The witch nodded slightly. Her eyes fluttered shut. “Fractured, yes. A boundary snapped—you snapped it—and now we see how each crack breaks another piece. How magic sparks to life in those who never should have touched it. What will the world look like when you cannot box such power into two neat little avenues? How much will atrophy when power spreads?”

Malachiasz’s eyes were bright with almost manic delight, but he had the decency to appear mildly concerned.

“So much magic with such little control.
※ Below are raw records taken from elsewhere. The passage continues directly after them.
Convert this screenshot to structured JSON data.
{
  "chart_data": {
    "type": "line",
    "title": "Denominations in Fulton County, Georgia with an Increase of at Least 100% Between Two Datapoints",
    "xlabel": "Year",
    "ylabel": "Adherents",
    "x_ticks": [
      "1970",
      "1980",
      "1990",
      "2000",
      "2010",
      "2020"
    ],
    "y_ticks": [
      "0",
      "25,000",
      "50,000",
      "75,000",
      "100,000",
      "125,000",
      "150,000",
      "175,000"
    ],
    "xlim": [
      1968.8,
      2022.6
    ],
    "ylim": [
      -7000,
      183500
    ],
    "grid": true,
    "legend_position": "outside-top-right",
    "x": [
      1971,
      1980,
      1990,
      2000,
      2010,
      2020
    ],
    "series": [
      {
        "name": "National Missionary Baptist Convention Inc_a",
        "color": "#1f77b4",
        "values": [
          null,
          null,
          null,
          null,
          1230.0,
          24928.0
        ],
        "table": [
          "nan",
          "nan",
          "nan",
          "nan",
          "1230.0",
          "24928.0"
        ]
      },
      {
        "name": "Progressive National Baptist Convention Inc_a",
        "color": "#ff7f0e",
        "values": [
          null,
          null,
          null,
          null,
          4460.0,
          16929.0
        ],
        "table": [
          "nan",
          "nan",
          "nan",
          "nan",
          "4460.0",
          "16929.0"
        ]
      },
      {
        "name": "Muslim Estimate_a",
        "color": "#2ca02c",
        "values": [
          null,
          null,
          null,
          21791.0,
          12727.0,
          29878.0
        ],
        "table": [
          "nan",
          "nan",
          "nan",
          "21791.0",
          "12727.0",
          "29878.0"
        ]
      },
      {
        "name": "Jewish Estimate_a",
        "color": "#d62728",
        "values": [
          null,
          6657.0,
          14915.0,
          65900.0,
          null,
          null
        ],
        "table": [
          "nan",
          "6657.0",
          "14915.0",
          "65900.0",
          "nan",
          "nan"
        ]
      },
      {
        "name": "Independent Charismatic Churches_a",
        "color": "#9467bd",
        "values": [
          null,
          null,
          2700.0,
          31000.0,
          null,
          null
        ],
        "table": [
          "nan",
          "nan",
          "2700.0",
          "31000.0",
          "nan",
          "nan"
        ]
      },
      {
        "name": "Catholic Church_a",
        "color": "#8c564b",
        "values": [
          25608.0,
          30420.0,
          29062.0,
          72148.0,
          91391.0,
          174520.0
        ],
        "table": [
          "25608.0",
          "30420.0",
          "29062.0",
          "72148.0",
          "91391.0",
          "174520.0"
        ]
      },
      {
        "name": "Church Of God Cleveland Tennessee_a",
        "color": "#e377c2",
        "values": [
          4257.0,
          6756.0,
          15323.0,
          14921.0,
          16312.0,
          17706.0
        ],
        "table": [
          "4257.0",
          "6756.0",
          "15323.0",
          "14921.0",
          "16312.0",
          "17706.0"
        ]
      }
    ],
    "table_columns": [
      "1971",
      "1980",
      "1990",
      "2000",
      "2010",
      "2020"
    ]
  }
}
What will that spell? You, a new creature, bovilgy of chaos. That Kalyazi girl, a nightmare waiting to happen.” She waved a hand at Serefin. “And you have not escaped unscathed, though total divinity, I think, does not suit you.”

“Great,” Serefin muttered.

He glanced at Malachiasz. The Black Vulture curtain had fallen fast; he sat curled in on himself, small. A pale, young boy who had been shown how truly monstrous he was. Serefin wasn’t sure if pity was the correct emotion, but he felt it in that moment.

“You took care of the god problem, so you say, but he still speaks to you, does he not?” she said to Serefin.

He nodded.

“Do you know what you did?” Pelageya asked. “In the forest that takes and takes and takes? The same forest we are in, in fact, but it fed so fully that it rests, temporarily, waiting for when it will hunger again.”

“I—I set Velyos free,” Serefin replied. He didn’t understand what that meant. Or know anything about these Kalyazi gods. He hadn’t wanted to see it into reality, but he hadn’t been strong enough to fight them off. He wasn’t strong enough for much of anything. Maybe it would be better if he never went back to Tranavia. If he let the throne go to whoever fought for it the hardest because he would never be good enough for it.